For the sake of this blog, we’ll keep the finger wagging to an outdoor ethics base. Whoever the perpetrators were, they were not being considerate of others. Fellow recreationists don’t want to see a graffiti-COVERED restroom, let alone use it. Also, they’ve created additional work for the Bureau of Land Management who now has to repaint the restroom – our tax dollars put to good use. Unfortunately, due to the cold-winter weather the cleanup will have to wait until spring so the paint will properly adhere to the tagged surface. Until then visitors to Water Canyon will have to suffer with this eyesore in an otherwise beautiful setting.

And to think…you just wanted to go on a hike.

Thursday, December 9, 2010

Destination Recreation: Mt. Rose Ski Area

Here at Nevada Outdoor School, we scale rugged mountain peaks, explore winding canyons, soak up vast open playa, and play on towering sand dunes. Nevada has a wealth of natural wonders to discover and our staff has taken advantage of opportunities to do so. We have compiled our favorite recreation destinations in Nevada to give you ideas for your next adventure; all destinations can be found on the Nevada Outdoor School website – Destination Recreation page.

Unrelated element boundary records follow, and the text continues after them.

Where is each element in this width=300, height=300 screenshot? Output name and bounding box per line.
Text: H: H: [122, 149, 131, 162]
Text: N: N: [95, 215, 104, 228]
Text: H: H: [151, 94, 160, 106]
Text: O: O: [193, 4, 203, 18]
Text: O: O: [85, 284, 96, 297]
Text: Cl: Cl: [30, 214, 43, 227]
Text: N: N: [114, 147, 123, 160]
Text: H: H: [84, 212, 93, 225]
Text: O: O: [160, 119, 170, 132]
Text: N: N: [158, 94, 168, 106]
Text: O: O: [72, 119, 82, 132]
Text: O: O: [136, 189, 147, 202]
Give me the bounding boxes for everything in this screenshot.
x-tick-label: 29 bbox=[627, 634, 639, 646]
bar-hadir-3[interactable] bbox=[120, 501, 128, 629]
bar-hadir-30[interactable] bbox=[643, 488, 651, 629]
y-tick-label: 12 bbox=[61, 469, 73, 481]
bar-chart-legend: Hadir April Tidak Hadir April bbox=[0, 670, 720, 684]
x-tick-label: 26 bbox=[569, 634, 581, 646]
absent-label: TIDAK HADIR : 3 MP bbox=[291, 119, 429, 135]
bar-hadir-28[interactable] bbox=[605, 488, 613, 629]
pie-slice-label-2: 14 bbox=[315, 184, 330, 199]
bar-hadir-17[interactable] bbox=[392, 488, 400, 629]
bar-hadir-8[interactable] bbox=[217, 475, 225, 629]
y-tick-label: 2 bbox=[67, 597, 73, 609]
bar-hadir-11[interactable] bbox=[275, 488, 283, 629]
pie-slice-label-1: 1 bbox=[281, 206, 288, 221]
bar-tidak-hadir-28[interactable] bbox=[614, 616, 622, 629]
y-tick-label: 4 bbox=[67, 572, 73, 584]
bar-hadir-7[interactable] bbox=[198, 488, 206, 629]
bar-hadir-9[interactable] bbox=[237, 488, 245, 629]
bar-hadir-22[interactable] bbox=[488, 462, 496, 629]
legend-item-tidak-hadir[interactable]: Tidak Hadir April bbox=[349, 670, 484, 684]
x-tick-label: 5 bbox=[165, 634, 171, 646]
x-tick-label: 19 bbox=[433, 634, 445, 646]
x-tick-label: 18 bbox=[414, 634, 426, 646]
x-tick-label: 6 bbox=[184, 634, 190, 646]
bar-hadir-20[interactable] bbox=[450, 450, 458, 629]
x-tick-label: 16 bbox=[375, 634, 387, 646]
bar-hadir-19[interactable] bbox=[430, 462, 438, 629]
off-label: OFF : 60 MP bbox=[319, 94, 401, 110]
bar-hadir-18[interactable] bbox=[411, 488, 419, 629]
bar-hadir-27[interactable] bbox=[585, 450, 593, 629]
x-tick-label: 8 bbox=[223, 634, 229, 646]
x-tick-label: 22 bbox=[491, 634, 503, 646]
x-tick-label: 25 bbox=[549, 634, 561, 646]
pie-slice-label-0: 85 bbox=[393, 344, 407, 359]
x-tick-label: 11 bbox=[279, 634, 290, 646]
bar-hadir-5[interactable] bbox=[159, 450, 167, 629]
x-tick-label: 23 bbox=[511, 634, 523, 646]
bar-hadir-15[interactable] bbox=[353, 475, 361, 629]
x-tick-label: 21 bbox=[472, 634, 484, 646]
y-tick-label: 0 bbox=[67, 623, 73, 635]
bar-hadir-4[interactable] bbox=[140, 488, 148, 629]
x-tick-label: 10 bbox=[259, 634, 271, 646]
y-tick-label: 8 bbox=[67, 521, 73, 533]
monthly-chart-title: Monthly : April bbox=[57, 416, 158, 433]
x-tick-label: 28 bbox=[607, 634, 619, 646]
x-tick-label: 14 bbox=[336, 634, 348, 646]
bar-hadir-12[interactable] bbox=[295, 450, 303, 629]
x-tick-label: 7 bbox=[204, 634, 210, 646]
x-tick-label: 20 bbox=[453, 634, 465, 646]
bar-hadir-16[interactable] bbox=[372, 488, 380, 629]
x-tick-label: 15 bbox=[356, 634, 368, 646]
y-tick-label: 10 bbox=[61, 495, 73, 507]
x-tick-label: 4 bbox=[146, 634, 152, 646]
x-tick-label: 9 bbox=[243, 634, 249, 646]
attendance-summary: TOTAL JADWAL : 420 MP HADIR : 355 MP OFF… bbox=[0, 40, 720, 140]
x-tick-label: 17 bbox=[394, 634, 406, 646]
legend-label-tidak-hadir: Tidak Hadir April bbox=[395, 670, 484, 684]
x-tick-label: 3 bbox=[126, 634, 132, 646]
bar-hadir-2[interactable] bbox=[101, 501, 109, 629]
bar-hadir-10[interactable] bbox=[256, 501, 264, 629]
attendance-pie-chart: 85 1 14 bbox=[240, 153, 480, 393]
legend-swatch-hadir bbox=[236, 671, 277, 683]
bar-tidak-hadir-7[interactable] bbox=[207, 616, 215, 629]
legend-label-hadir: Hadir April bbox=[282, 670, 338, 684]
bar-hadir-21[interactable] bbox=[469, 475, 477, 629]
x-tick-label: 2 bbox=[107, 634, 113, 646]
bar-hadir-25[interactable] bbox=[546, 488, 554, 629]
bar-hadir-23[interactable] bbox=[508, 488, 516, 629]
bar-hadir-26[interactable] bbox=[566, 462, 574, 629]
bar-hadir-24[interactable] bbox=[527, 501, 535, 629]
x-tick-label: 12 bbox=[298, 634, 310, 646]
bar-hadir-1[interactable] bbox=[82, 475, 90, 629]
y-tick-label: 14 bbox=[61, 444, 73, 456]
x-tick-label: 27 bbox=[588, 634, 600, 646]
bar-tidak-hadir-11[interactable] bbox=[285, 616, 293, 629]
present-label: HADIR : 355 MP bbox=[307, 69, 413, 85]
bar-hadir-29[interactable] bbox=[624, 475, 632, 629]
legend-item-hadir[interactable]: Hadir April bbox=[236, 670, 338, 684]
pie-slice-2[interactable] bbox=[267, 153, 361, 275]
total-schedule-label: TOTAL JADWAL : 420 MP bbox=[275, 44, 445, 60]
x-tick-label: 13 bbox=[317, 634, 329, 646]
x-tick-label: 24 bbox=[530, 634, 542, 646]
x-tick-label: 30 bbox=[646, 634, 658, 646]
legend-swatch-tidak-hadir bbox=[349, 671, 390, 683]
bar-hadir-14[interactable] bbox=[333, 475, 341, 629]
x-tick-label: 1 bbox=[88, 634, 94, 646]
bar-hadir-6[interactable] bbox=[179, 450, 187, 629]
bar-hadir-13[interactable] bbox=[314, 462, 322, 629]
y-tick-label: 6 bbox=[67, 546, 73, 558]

In the coming months we’ll highlight various destinations around the state, so pack your bags because we’re hitting the road!

With ski resorts firing up their chair lifts and grooming runs, what better location to start with than Mt. Rose Ski Area! Don’t forget your helmet and happy shredding!

Mt. Rose Ski Area - We'll see you on the slopes!

Destination: Mt. Rose Ski Area
Adventurer: Andy Hart
Chosen Activity: Skiing through powder

Allure: Mt. Rose Ski Area is actually located on Slide Mountain, just south of the peak Mt. Rose, which is Washoe County's high point. Regardless, Mt. Rose is a great place to ski. There is no big resort at the base which means it is mainly locals and crowds are rarely an issue. Two high-speed six-passenger chairlifts access both the front and backside of the mountain keeping lift lines to a minimum. There are a couple of very nice, long, scenic beginner runs, not a tiny-little cat track or 100 yard long green run like you see at some other mountains; so bring along your non-believer friends and get them hooked. However, don’t let those nice greens fool you, Mt. Rose is home to some of the gnarliest, steepest terrain in Tahoe when you venture into The Chutes! And of course, there is a little of everything in between too. Mt. Rose has the highest base elevation of any resort in the area, 8,260 ft, this means the snow stays in good condition most of the year; you don’t deal with the slushy-muddy soup at the base of some other places. I also like the contrast in scenery between the front and back of the mountain. On the front it is pure Sierra Alpine, one chair lift away you are looking into Washoe Valley and beyond to the high desert and endless basin and range of central Nevada. Lift tickets are reasonably priced, and season passes are a stellar deal if you live close and can go all the time. If you like to ski, visit Mt. Rose and check out one of my favorite places in Nevada.

Other Activities: skiing, snowboarding
Location: Western Nevada on Mt. Rose Hwy – SR 431, 25 miles south-west of Reno
Information: Mt. Rose – Ski Tahoe

Friday, December 3, 2010

Leaving No Trace in the Snowy Sierras

Dust off your snowshoes and come learn more about Leave No Trace (LNT) and teaching techniques while exploring a winter wonderland. Nevada Outdoor School is hosting a LNT Trainer Course Friday, January 28th through Sunday, the 30th in the Donner Summit area.

Our Saturday destination - Martis Peak Fire Lookout

View from the lookout

Trip back down to the trailhead

We will explore the various principles of LNT while enjoying snowshoe hikes along trails in the Sierra Nevada Mountains. Each participant will give a short presentation on an assigned principle; this is a great way to practice your teaching techniques and get ideas from fellow LNTers. At night we will warm up indoors at Clair Tappaan, a rustic mountain lodge nestled in the Sierras near Donner Pass.